Introducción
Los espumadores de proteínas o separadores de urea (protein skimmers en inglés) son unos dispositivos que actualmente se consideran imprescindibles en el mantenimiento de un acuario de arrecife. Las dos principales cualidades que les hacen ser tan populares son: la eliminación de materia orgánica del agua antes de que sea metabolizada y la oxigenación del agua.
Esta materia orgánica está formada principalmente por aminoácidos, proteínas, ácidos grasos, fenoles, aminasas, etc. Sin el uso de los espumadores, la mayoria se metaboliza por la flora bacteriana del acuario (para dar principalmente nitratos, fosfatos y dióxido de carbono) pero otros compuestos más complejos, como los fenoles, no se metaboliza y se acumulan en el agua hasta concentraciones tóxicas.
Los espumadores de proteínas son una modificación de los sistemas de eliminación o separación de partículas en suspensión mediante flotación empleados desde 1890. Este método de separación de partículas sólidas o líquidas (aceites, petróleo, minerales) se basa en la distinta capacidad que poseen las partículas para ser mojadas por el agua. Se establecen dos tipos diferentes de flotación:
- Flotación natural que se produce cuando la densidad de las partículas a separar es menor que la del agua (mezcla aceite-agua).

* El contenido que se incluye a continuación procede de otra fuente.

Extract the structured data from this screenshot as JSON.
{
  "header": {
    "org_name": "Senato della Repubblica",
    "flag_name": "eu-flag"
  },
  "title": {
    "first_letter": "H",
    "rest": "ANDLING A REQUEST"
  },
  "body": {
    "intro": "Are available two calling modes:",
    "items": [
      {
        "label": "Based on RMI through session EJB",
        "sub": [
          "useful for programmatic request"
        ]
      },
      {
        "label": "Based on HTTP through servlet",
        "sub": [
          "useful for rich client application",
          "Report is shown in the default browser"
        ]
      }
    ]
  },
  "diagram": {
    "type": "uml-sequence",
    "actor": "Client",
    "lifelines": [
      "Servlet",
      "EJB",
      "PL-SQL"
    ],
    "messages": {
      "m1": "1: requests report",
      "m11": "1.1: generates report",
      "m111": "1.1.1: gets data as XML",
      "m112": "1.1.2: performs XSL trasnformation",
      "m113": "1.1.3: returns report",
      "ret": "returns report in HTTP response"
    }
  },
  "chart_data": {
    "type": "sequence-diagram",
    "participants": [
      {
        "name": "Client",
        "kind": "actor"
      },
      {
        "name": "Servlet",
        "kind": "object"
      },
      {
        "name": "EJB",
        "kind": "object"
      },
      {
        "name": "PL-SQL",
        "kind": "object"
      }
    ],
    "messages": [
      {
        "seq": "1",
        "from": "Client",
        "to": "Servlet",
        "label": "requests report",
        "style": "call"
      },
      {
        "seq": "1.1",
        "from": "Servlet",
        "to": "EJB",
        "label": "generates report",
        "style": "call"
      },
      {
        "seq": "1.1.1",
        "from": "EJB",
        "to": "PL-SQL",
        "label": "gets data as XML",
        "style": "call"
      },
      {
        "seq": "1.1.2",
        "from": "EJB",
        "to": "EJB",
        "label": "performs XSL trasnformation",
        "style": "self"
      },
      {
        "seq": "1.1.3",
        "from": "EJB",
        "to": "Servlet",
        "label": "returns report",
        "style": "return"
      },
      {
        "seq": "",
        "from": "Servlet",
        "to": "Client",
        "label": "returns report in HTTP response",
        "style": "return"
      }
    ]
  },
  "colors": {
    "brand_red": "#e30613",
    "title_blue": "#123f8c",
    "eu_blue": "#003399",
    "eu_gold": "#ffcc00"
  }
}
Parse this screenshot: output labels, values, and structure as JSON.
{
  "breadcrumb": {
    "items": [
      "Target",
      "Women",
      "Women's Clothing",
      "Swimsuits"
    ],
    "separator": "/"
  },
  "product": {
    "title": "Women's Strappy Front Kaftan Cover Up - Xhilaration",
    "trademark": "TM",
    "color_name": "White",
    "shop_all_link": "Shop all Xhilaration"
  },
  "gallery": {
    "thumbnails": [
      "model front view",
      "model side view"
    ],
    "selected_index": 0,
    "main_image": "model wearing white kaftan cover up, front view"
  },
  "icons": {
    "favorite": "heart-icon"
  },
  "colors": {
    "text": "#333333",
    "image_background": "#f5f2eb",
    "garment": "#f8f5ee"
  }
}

- Flotación provocada cuando se produce una fijación artificial de partículas de aire u otro gas a su superficie para hacer su densidad menor que la del agua.
Fundamentos
El principio fundamental de funcionamiento de un espumador de proteínas es la flotación provocada de la materia orgánica disuelta y las partículas en suspensión y su recogida en una cámara colectora para su retirada. Para provocar esta flotación artificial se inyectan burbujas de aire en el agua mediante un difusor o un dispositivo tipo venturi como veremos más adelante.
- Tensión superficial
- Sustancias hidrófilas e hidrófobas
En el caso de los iones provenientes de las sales inorgánicas, el proceso es el contrario. La interacción entre las moléculas de agua y los iones es mayor que entre las moléculas de agua entre sí, por lo que aumenta la tensión superficial de la solución. Este hecho como veremos más adelante es muy importante para que se produzca una buena separación de proteínas en el espumador. El agua de mar, al tener una elevada cantidad de sales minerales disueltas, presenta una tensión superficial mayor que el agua dulce, lo que hace que para una misma presión de salida de aire, las burbujas producidas sean de menor tamaño en agua salada que en agua dulce.

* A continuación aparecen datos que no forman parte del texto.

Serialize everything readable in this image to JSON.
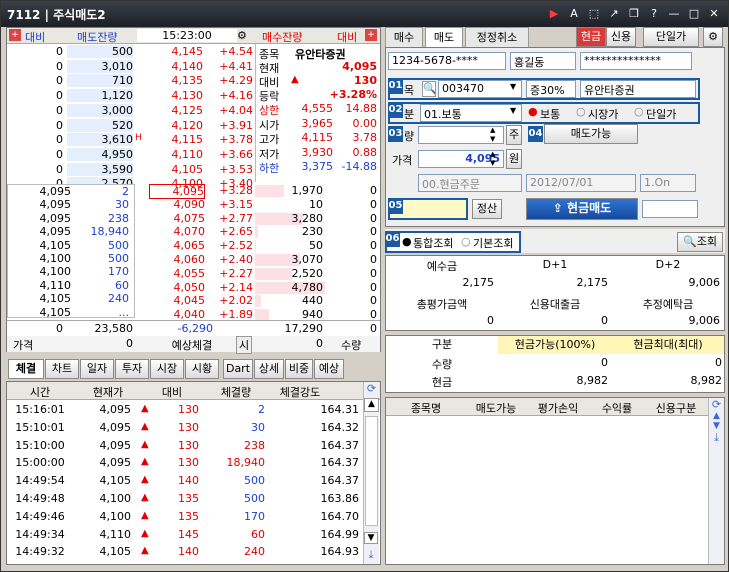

El agua, cuya composición química es H 2 O como todos sabemos, tiene una particularidad que le hace ser tan especial: es polar. Esto significa que la carga eléctrica dentro de la molécula no es homogénea y se encuentra desplazada como se aprecia en la figura 1.
Las moléculas de agua van a tener una mayor afinidad hacia las sustancias polares, lo que facilita la disolución de las sales minerales, al disociarse éstas en iones positivos y negativos. Las diferentes moléculas presentes en el agua se pueden clasificar en hidrófilas e hidrófobas dependiendo de su polaridad. Las moléculas polares son hidrófilas como: los hidratos de carbono (azucares), etanol, etilénglicol, glicerina, algunas vitaminas (B6, B12, biotina, niacina) y la mayoría de compuestos inorgánicos. Las moléculas apolares son hidrófobas como las grasas, hidrocarburos y algunas vitaminas (A, D, E, K).
Sin embargo, las moléculas orgánicas más complejas como aminoácidos, proteínas, aldehídos, cetonas, ácidos grasos y detergentes presentan una parte hidrófoba y otra parte hidrófila como se aprecia en la figura 2.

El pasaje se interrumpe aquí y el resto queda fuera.